There’s another reason that things all start to look familiar from one space to another that designers and managers know about. When a space at a company looks like we expect it to look we trust that company more. This doesn’t mean that every advertising agency’s lobby waiting area has to look the same, but that if we trust an advertising agency, it’s likely that that lobby puts us in the mood we expect it to.
Building designers and managers do think about people with different physical and psychological capabilities when they develop or maintain a space, although it may sometimes seem like they think that everyone who will ever need to stand up after sitting in the chairs they’ve selected is a svelte 20-something with extensive gymnastics training (and who is not wearing a skirt). You may not have thought a lot about how to make a space comfortable for people who are deaf or hard of hearing, but the people at Gallaudet University who developed DeafSpace have. As a result there are often clear or frosted glass panels in doors, so that people who can’t hear each other coming don’t hit each other with doors; the same goes for hallway intersections—when two long tubes meet at razor harp right angles and people don’t have any acoustic cues that others are near, they slam into each other. When at the point that hallways intersect there’s even a tiny “plaza” crashes fall dramatically. People who communicate via sign language have to stop sending messages to each other, so auto open doors make their lives much better. People who are looking at each others’ faces and hands as they walk can miss seeing that they’re approaching a stairwell or something else that they really should be paying attention to, so changing floor textures is a good idea, it lets people traveling know to “look out.” When people are reading lips, the difficulty factor goes up a lot when a face is backlit so facial features are not visible, when there’s lots of glare, and when it’s hard to pick out facial feature against the wall behind the person being watched because of its color, the pattern of wallpaper on it, or something similar (and lets be honest, most of us do read lips, at least some of the time). Designers and building managers long ago tumbled onto the fact that design elements that support the differently capable among us can make everyone feel better.

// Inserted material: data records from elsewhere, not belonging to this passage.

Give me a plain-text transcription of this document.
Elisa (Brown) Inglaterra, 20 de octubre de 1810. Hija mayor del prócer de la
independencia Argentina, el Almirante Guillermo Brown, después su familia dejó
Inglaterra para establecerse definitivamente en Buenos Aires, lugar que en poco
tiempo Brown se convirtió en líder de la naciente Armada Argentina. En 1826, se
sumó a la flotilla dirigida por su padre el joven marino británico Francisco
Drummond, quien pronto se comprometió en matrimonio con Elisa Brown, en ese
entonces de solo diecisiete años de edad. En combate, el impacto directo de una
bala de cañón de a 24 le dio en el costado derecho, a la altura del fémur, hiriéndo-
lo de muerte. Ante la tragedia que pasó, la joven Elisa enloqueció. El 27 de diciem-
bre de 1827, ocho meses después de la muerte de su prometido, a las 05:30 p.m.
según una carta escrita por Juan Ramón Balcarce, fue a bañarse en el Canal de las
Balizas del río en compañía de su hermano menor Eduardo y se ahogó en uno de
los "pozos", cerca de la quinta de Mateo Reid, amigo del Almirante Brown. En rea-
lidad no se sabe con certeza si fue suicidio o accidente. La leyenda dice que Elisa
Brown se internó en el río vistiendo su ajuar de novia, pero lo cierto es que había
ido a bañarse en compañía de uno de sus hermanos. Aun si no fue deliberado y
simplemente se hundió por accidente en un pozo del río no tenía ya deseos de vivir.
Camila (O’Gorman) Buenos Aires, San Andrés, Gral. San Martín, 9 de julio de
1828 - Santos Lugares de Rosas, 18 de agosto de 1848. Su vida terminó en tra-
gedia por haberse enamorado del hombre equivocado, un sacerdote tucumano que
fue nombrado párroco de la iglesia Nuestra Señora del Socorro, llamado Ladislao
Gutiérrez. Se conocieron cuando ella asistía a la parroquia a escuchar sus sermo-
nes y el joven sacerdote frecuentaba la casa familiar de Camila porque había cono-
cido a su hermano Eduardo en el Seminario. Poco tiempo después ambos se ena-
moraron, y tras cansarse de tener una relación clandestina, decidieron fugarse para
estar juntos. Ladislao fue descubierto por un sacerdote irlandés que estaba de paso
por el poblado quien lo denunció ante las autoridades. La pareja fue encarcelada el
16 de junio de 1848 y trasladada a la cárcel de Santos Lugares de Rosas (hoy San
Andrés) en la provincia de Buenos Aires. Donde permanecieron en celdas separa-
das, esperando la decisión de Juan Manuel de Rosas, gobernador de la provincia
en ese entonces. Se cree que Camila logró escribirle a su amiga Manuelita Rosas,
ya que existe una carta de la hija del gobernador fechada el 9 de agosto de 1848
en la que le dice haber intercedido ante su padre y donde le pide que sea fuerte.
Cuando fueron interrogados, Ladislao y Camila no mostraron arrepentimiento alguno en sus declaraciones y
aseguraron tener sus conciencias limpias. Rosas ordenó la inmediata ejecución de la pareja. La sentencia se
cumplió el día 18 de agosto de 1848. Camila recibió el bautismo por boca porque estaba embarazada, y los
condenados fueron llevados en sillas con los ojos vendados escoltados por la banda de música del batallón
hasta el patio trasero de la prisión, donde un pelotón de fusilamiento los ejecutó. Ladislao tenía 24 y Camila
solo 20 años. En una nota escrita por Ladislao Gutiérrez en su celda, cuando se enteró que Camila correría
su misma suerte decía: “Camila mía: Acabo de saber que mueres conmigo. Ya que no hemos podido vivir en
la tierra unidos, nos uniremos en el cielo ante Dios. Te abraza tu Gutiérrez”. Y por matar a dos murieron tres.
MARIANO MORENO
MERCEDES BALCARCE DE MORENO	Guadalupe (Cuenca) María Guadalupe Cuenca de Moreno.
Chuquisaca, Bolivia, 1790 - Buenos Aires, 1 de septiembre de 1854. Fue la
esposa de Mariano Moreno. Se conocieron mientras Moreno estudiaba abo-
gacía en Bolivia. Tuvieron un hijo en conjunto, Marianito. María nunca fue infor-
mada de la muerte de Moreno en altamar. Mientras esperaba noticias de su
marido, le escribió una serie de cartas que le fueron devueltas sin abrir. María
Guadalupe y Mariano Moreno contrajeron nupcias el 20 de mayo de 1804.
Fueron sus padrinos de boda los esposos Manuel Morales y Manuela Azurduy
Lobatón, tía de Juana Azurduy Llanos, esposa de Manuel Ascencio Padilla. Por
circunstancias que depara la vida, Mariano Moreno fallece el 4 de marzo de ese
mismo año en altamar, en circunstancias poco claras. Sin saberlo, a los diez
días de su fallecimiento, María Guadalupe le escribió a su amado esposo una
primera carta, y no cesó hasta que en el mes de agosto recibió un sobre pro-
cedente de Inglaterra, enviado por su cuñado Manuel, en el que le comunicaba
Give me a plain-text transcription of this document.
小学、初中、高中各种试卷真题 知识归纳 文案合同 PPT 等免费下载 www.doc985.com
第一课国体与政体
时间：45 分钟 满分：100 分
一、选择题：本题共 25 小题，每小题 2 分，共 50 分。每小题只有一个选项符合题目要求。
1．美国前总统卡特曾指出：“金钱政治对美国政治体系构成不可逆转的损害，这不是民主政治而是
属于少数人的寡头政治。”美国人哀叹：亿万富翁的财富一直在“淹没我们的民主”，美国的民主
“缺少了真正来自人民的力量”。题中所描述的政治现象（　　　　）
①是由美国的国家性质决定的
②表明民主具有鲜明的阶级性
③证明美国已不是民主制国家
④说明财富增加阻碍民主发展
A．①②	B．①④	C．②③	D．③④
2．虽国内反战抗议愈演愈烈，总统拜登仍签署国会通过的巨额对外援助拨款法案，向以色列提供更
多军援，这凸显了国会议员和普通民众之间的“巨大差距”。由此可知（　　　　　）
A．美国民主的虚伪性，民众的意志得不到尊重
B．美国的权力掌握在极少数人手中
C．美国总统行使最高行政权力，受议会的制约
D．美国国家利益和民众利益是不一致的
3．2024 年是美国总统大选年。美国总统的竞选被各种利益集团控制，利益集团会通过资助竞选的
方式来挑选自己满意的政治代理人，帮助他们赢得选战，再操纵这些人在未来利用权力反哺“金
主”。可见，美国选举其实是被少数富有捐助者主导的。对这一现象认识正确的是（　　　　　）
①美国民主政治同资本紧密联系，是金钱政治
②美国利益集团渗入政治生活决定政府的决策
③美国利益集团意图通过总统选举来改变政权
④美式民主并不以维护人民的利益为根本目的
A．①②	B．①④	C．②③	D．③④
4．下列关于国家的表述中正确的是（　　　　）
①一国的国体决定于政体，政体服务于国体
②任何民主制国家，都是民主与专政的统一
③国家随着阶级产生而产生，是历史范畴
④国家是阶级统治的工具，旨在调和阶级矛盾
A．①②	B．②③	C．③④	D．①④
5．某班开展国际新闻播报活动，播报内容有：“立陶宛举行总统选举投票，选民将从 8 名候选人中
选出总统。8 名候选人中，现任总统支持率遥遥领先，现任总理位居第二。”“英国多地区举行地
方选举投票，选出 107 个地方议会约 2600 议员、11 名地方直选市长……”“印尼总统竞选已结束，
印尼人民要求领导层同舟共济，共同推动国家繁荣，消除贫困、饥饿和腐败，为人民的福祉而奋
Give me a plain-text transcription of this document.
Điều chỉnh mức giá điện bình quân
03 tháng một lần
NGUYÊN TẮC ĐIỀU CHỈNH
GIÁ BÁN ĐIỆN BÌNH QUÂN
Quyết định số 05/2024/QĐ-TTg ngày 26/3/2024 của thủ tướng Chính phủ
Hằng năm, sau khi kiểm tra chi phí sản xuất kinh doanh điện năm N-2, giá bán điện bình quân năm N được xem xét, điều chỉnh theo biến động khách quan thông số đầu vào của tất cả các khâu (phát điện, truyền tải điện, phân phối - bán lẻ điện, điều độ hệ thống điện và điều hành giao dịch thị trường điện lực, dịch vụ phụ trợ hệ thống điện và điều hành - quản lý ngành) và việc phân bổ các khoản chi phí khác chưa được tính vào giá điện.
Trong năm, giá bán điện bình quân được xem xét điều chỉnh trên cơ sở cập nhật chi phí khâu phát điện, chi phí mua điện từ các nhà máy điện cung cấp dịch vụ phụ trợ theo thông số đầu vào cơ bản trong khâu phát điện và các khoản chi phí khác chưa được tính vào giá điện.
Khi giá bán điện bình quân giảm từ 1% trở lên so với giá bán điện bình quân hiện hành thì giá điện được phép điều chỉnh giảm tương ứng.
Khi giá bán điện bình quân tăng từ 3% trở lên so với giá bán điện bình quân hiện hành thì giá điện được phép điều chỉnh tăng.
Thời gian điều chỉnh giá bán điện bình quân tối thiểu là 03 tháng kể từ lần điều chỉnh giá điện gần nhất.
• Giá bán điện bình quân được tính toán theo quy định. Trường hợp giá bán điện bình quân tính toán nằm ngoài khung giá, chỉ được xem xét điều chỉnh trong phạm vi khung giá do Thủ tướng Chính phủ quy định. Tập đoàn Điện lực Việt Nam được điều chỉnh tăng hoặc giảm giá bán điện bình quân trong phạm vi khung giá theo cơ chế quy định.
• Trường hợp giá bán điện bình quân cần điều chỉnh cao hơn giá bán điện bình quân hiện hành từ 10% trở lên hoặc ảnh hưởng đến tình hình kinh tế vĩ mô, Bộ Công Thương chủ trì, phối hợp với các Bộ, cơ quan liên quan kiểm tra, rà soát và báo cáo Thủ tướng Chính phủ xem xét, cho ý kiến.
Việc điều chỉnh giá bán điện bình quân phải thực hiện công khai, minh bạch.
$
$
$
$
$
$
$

There’s also a science-based reason that building management teams and designer who happen to be around don’t spring into action when you start to complain about sounds, temperatures, etc. (There may also be many reasons why they do not do so that are not science-based.) It turns out our perceptions of our physical work environment change based on our mood of the moment, our feelings about the organization we work for, and our explanations for a situation—the more negative our mood, feelings about the organization, and explanations for a situation, the worse our assessments of our physical environments and all of the things that are part of it, what it sounds like in the offices, etc. So, if the people who actually have to fix whatever problem we bring to light just wait a few minutes the problem noted may very well evaporate. For example, whether we’re annoyed by people making noise in the offices depends on what we’re up to at the moment we hear the noise, our attitudes toward the people making the noise, if we think that there’s a need for whatever situation is producing the sound, whether all the noise seems useful, whether the noise was predictable and controllable, and finally our mood.
Perhaps the most important thing that designers and managers know about how we experience a space that people who aren’t designers/managers don’t know is that our perceptions of a situation often have a significant effect on how we think about where we are. For example, if we feel better about the non-physical environment related aspects of our job (workload, how interesting our work is, etc.), our opinions of its physical aspects get a boost up. The stressors that we experience in our offices also seem more extreme when we’re in a more negative mood; the glare is glare-ier, the noises noisier, etc.